A Filipino Restaurant, Bar, and “Artspace” Is Headed for Bow Market

Tanám is a permanent home for Ellie Tiglao's "narrative cuisine."


Somerville Filipino Restaurant Tanam

ELLIE TIGLAO AT A PAMANGAN POP-UP IN 2016. / PHOTO BY NABEELA VEGA PROVIDED / A kamayan feast. / Photo by Mea Johnson via Facebook

While Somerville’s own food hall and maker market is under construction, more local entrepreneurs are getting their feet in the (garage) door. The latest is Ellie Tiglao, the self-taught chef behind the Filipino pop-up Pamangan. She’s developing a new concept for Bow Market called Tanám, which will host intimate, dynamic dining experiences and—if all goes according to plan—a separate-but-attached outdoor cocktail bar.

On Saturday, Nov. 18, preview some of the bar bites Tiglao is working on for the new concept. Tanám pops up at Dudley Dough from 6-9 p.m., with a la carte items like vegetarian bubúto, a ground rice tamale steamed in a banana leaf; Shanghai-style veal lumpia, and more. The event is first-come, first-served, and Facebook RSVPs are encouraged.

Tiglao has worked with the culinary cooperative Olio on her Pamangan pop-ups, and her related cultural-culinary advocacy program, Kulinarya. Rain Abdelrazaq, another Olio worker-owner, is helping her develop Tanám.

“When it’s just me working myself [on a meal], I go through a bunch of certain narratives, from the personal, to a broad, historical narrative, and each course has a media component,” Tiglao explains. “But we’re also working with artists to think about what the intersection of food and art may look like.”

That may mean a visiting playwright comes in to read a monologue, while Tiglao and Abdelrazaq create relevant dishes to accompany it; or a projection artist displays their latest work on Tanám’s 10-seat table; or even a musician sits in for an MTV Unplugged-style performance. Tanám will use a ticketing system, like Tock—what Juliet uses to sell its “culinary productions” just around the block from Bow Market—to sell seats for individual dining experiences, Tiglao says.

Every Wednesday, she adds, Tanám will host a kamayan-style dinner, a traditional Filipino feast served on a spread of banana leaves, which diners dive into with their hands—no utensils necessary.

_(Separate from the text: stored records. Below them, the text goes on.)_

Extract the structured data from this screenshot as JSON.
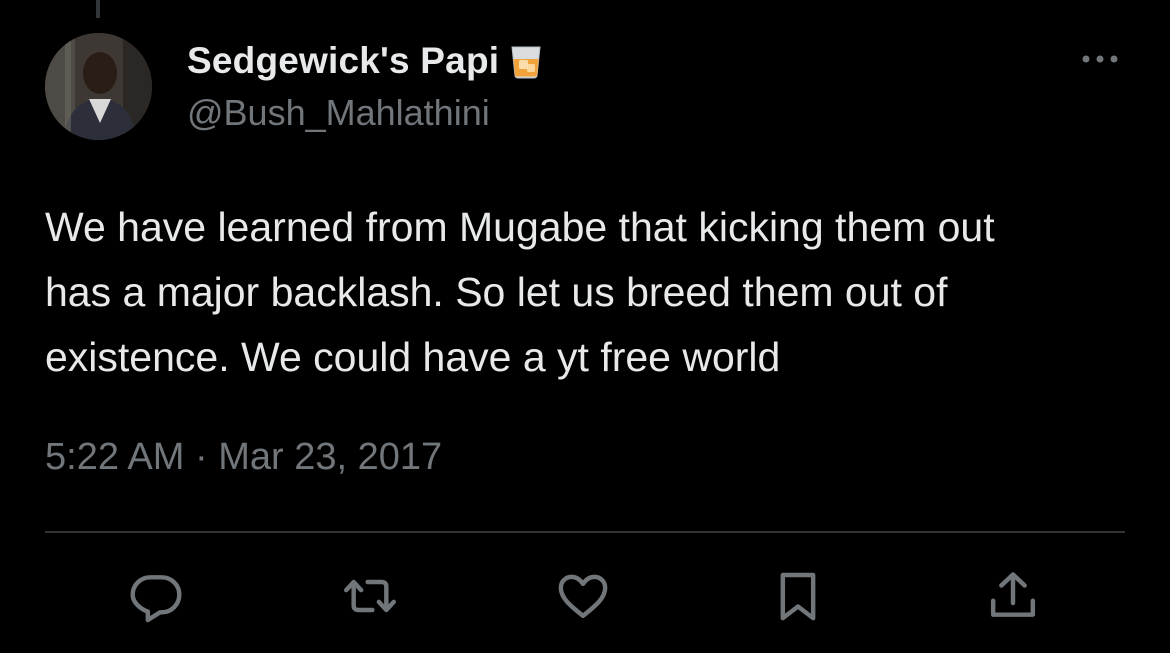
{
  "tweet": {
    "display_name": "Sedgewick's Papi",
    "handle": "@Bush_Mahlathini",
    "text_lines": [
      "We have learned from Mugabe that kicking them out",
      "has a major backlash. So let us breed them out of",
      "existence. We could have a yt free world"
    ],
    "timestamp": "5:22 AM · Mar 23, 2017"
  },
  "icons": {
    "name_emoji": "tumbler-glass-icon",
    "more": "more-horizontal-icon",
    "reply": "reply-icon",
    "retweet": "retweet-icon",
    "like": "heart-icon",
    "bookmark": "bookmark-icon",
    "share": "share-icon"
  },
  "colors": {
    "background": "#000000",
    "primary_text": "#e7e9ea",
    "secondary_text": "#71767b",
    "divider": "#2f3336"
  }
}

“I went to school for art history and neuroscience. I had not necessarily thought about how to integrate them, but as I continued studying, I saw where they might intersect,” Tiglao says. In 2014, she left the field of neuroscience and started a Kapampangan-American dinner series with her brother, RJ. Their father was a chef in Monterey, Calif., and had always cooked food from the Philippines at home.

“Since I started thinking about food and doing this pop-up, it’s always been ‘let’s try this, let’s try that,'” Tiglao says. “I want to create a space that encapsulates all parts of me, but I’m also trying to think about how to use that space that may be accessible to other sorts of people.”

The bar component, which requires some extra licensing before it’s officially green-lit, will have a small selection of Filipino bites, Tiglao says. “We’re still finalizing the menu, but our thought around it is lots of things you can take with you in compostable to-go ware,” she says. After the nightly dinner production inside the main dining area, a late-night menu will borrow from the bar.

Everything will pair with cocktails with a Filipino slant—a white rum mojito with tamarind, maybe; a rotating coconut milk punch, or alcoholic boba tea.

Tanám is headed for the first bay on the left side of Bow Market, and Tiglao is working with the local design firm Supernormal to efficiently design the 400-square foot space to include a kitchen, the 10-seat dining room, and the bar. She signed a relatively lengthy, five-year lease with Bow Market—the new development offers short-term leases on small-scale shops to encourage innovation—for her first brick-and-mortar.

“Tanám means ‘cultivation,’ like rooting or planting,” Tiglao says. “It essentially refers to the making of a space, putting down your place.”

When Tanám puts down roots at Bow Market, it will join the likes of Remnant Brewing, Buenas (which needs your help to get there), Mike & Patty’s North South, and many more culinary vendors.

Update, Monday, Nov. 13, 10:30 a.m.: This post has been updated with information about Tanám’s November 18 pop-up at Dudley Dough.

Tanám, coming spring 2018 to Bow Market, 337-341 Somerville Ave., Union Square, Somerville, bowmarketsomerville.com, tanam.co.